You need to create a small area to herd them into.


----------



## MsScamp (Feb 1, 2010)

Wire a section of 5' high cattle panel - cut so it will clear the other side of the shed/pen - to the front support of your shed or a small pen so there is about an inch of clearance above the ground. Run her behind it, swing shut and wire/fasten securely behind her, then put a halter on her and have at it. This also works with any existing gates and small pens, but you will need someone to keep pressure on the gate until you get her haltered.


----------



## Hodgson (Jan 7, 2014)

Yes a catch pen is what you need. I've also used a panel on the shelter doorway to catch the unruly ones. I put a bucket of feed in there and they don't realize it's a trap until it's too late.


----------



## mlktrkdrvr (Dec 7, 2012)

We had a doe that you could not get anywhere near also. When it was time for her to eat grain I would touch and rub her all over and only let her eat while I was right there and in her face touching her. It took a few weeks but she was soon a pocket pet. We have short chains in the barn (about 8 inches) that they are all clipped to so each doe gets her meal and no one gets to hog anyone elses' feed.


----------



## Wild Hearts Ranch (Dec 26, 2011)

Haha...I should take a picture of the catch pole I made for my wild doe. She will NOT be herded into a corner, and she will just barely get close enough to take grain from my hand. So I used a lunge whip to sort of mock up a pole like ACOs use to catch dogs, with a loop that slides over her neck. It works!


----------



## Jessica84 (Oct 27, 2011)

If she eats out of your hand go to a corner of the pen and either hand her some food while someone sneaks up on her or if you don't have help pour some in the corner and wait till she is eating. That's how I do it. I have a lot of not so friendly goats and it works good for me. 

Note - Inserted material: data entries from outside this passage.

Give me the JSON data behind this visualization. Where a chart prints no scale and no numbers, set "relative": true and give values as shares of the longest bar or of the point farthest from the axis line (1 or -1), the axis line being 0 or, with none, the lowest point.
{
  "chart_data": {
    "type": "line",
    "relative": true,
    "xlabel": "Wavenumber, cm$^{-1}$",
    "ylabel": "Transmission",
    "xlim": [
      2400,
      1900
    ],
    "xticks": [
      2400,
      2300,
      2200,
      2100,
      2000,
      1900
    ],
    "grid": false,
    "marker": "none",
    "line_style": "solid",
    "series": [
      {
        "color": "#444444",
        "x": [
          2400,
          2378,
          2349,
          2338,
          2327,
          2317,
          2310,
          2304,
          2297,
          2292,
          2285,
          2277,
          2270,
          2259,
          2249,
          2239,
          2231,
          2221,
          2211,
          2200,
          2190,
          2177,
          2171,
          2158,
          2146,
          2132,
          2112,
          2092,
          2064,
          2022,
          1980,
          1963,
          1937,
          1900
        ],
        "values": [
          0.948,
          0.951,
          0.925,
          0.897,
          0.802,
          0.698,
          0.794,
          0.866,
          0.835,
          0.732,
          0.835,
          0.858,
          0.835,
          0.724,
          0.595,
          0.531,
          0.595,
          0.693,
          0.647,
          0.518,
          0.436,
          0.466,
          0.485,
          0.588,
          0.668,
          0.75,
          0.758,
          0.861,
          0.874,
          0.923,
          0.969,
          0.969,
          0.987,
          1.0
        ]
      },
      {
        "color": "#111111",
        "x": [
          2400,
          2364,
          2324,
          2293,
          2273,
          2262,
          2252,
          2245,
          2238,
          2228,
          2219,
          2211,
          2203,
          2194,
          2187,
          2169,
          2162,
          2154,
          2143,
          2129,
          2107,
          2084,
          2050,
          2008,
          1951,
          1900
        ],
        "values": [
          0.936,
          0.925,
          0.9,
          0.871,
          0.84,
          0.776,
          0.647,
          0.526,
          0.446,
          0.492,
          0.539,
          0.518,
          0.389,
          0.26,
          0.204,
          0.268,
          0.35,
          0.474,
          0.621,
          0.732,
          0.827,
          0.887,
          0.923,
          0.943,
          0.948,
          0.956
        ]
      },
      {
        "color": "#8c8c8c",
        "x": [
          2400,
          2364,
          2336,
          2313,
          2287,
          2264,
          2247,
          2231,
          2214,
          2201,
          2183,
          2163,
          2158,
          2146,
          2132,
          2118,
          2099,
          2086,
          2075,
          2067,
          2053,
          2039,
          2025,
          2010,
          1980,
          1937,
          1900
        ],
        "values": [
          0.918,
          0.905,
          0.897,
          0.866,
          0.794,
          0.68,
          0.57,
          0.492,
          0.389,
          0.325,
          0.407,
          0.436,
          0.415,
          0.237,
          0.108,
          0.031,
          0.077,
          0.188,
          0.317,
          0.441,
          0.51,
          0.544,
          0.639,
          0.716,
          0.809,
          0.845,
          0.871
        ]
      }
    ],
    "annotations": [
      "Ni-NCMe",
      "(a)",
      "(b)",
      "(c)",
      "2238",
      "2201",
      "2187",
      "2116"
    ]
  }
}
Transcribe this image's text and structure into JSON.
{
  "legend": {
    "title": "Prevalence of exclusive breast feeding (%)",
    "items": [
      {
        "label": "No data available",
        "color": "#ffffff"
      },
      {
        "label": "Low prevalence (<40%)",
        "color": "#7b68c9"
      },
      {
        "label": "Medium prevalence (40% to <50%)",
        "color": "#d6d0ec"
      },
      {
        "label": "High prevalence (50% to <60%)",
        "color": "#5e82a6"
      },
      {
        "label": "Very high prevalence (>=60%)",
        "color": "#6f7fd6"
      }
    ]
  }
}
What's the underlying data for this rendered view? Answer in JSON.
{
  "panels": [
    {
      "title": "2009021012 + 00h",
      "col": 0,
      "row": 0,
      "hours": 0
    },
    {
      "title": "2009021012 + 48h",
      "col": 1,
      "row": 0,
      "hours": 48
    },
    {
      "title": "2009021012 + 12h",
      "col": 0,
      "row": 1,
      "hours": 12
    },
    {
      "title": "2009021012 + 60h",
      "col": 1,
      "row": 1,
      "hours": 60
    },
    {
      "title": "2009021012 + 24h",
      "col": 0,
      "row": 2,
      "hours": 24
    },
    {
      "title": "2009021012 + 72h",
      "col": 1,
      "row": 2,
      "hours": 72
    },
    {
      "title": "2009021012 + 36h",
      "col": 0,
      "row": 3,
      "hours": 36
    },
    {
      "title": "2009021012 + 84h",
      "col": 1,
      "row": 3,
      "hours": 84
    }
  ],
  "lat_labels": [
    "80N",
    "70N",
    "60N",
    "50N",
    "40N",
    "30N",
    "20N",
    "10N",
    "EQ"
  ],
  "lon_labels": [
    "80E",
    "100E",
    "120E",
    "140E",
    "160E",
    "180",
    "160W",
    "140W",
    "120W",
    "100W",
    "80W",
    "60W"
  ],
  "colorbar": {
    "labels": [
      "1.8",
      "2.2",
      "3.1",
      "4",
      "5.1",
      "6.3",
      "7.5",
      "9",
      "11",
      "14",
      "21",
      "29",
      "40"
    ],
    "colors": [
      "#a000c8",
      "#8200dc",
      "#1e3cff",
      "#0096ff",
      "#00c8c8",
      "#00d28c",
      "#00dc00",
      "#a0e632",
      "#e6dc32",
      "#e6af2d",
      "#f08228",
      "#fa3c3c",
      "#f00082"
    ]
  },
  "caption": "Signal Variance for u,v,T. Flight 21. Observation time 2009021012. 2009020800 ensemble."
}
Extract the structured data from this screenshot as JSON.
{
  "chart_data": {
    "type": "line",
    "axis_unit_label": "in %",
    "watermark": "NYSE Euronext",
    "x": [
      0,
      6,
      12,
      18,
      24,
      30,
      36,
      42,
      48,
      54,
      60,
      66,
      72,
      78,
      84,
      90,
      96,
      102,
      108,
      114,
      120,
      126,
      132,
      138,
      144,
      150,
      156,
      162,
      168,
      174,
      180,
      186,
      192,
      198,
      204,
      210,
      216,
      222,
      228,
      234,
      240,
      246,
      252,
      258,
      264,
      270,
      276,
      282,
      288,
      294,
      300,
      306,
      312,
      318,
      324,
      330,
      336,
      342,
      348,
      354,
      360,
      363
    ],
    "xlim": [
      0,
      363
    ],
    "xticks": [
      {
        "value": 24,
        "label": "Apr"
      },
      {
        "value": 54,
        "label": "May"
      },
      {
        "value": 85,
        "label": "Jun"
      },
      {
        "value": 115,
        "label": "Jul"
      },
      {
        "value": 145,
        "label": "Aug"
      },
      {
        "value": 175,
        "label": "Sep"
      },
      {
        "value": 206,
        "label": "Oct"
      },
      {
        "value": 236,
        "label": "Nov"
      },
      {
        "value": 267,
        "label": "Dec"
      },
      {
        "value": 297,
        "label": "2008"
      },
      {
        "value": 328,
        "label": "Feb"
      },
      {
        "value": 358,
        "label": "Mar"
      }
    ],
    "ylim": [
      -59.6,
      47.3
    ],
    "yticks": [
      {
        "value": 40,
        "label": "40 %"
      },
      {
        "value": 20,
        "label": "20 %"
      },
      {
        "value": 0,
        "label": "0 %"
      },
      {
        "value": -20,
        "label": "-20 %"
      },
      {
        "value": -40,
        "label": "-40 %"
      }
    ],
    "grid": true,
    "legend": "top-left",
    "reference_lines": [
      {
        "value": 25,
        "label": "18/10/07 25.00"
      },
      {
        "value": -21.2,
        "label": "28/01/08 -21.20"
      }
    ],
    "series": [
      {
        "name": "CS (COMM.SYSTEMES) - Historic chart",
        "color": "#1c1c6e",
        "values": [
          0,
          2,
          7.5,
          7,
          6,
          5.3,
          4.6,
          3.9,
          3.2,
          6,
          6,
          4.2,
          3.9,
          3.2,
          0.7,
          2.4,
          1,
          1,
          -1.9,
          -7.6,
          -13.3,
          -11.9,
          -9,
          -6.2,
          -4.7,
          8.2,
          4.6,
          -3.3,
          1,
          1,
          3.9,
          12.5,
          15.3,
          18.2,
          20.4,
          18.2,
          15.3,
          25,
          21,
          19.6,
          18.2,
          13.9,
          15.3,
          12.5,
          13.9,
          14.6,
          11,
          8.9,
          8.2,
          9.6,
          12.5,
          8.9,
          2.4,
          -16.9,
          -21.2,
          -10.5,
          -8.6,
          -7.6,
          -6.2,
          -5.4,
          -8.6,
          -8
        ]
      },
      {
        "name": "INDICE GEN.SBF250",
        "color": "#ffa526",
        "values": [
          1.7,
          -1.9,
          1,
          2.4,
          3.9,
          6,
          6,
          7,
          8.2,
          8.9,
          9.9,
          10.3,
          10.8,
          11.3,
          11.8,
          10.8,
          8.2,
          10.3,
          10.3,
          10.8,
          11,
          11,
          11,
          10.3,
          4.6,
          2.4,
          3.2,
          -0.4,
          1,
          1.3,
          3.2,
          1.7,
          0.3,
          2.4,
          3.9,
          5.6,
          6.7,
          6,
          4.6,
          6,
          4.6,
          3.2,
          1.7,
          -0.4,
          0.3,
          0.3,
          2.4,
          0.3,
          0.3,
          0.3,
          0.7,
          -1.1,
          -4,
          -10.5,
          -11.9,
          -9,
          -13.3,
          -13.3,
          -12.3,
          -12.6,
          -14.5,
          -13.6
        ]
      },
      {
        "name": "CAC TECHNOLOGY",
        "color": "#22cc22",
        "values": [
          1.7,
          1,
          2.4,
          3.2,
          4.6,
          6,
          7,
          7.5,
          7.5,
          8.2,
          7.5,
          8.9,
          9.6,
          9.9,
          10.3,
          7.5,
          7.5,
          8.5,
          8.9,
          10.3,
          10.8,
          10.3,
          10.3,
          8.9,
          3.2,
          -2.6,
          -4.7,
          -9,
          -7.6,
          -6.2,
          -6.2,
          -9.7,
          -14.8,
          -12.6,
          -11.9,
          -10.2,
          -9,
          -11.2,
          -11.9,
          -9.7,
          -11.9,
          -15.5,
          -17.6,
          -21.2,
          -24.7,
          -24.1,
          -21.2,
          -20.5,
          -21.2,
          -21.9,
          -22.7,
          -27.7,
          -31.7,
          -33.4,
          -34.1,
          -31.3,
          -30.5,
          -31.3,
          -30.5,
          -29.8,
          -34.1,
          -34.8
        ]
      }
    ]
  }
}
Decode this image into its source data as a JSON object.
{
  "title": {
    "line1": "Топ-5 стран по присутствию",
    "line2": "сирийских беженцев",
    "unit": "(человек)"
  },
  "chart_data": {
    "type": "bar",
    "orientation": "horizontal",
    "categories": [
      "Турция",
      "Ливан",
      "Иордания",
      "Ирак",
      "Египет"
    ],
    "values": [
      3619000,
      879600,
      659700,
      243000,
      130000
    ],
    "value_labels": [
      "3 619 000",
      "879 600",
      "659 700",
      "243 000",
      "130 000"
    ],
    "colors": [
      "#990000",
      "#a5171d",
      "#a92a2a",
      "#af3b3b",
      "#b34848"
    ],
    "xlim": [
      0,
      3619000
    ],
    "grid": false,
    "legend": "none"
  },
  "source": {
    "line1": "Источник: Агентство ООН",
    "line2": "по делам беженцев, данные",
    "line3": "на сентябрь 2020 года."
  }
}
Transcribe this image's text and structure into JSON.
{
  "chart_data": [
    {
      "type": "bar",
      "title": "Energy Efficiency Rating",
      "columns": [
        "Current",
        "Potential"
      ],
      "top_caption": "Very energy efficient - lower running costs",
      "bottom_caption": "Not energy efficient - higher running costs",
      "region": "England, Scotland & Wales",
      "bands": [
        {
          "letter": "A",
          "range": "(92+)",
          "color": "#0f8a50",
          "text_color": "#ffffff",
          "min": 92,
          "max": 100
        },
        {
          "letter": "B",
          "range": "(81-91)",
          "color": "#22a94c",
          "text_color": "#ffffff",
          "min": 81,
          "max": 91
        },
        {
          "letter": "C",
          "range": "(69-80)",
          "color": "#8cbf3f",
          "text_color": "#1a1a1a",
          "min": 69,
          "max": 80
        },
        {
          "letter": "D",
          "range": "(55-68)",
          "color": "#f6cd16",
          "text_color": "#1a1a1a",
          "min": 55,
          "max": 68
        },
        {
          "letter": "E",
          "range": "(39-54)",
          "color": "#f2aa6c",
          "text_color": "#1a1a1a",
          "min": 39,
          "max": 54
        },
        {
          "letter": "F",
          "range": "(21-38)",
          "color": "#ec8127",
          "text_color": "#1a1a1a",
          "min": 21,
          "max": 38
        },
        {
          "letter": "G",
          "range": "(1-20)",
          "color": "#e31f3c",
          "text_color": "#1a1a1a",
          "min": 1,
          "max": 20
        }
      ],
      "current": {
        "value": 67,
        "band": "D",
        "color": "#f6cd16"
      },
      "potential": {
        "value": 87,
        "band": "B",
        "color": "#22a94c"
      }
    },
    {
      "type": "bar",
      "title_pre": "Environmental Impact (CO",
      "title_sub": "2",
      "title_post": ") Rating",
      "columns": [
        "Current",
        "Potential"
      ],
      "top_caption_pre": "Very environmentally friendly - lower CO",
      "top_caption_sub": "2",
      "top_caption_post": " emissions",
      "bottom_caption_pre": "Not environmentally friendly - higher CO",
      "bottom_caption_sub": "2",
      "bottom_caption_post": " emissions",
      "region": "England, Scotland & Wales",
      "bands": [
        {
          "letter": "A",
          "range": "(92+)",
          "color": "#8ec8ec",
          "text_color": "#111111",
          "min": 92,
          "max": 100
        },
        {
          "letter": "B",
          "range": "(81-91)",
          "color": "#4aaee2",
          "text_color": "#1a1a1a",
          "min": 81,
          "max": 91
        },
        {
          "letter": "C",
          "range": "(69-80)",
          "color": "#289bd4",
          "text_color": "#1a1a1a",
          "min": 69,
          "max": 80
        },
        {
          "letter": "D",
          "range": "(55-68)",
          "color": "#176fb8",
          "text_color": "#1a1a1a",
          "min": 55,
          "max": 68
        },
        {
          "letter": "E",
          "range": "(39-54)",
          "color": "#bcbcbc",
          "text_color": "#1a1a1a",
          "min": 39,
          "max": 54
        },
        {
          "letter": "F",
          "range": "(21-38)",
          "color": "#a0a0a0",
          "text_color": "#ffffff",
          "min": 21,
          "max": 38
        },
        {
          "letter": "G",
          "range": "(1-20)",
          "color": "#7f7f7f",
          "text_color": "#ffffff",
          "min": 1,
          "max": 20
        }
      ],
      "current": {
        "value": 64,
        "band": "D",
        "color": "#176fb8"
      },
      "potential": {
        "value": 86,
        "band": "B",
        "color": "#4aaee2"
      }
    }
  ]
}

Sent from my iPhone using Goat Forum


----------



## SeventeenFarms (Dec 10, 2013)

one of our goats was skiddish - sorta by accident it changed. She was underwieght so when we fed we made her her own bowl of grain and as all the goats would get to the trough we'd lure/ pull her aside and give her her own dish. Soon we'd call her and she'd come for her own grain. After a month or so as she ate we could pet her. Now after a few months she comes to us with no problem, grain or not. I guess in the long run, she gained our trust. Didn't happen over night - months - but after two years of trying to catch her, a few months was worth all the extra patience. All our goats know a syringe, clippers, etc, and do back off a bit, but don't run away. Not perfect, but workable.


----------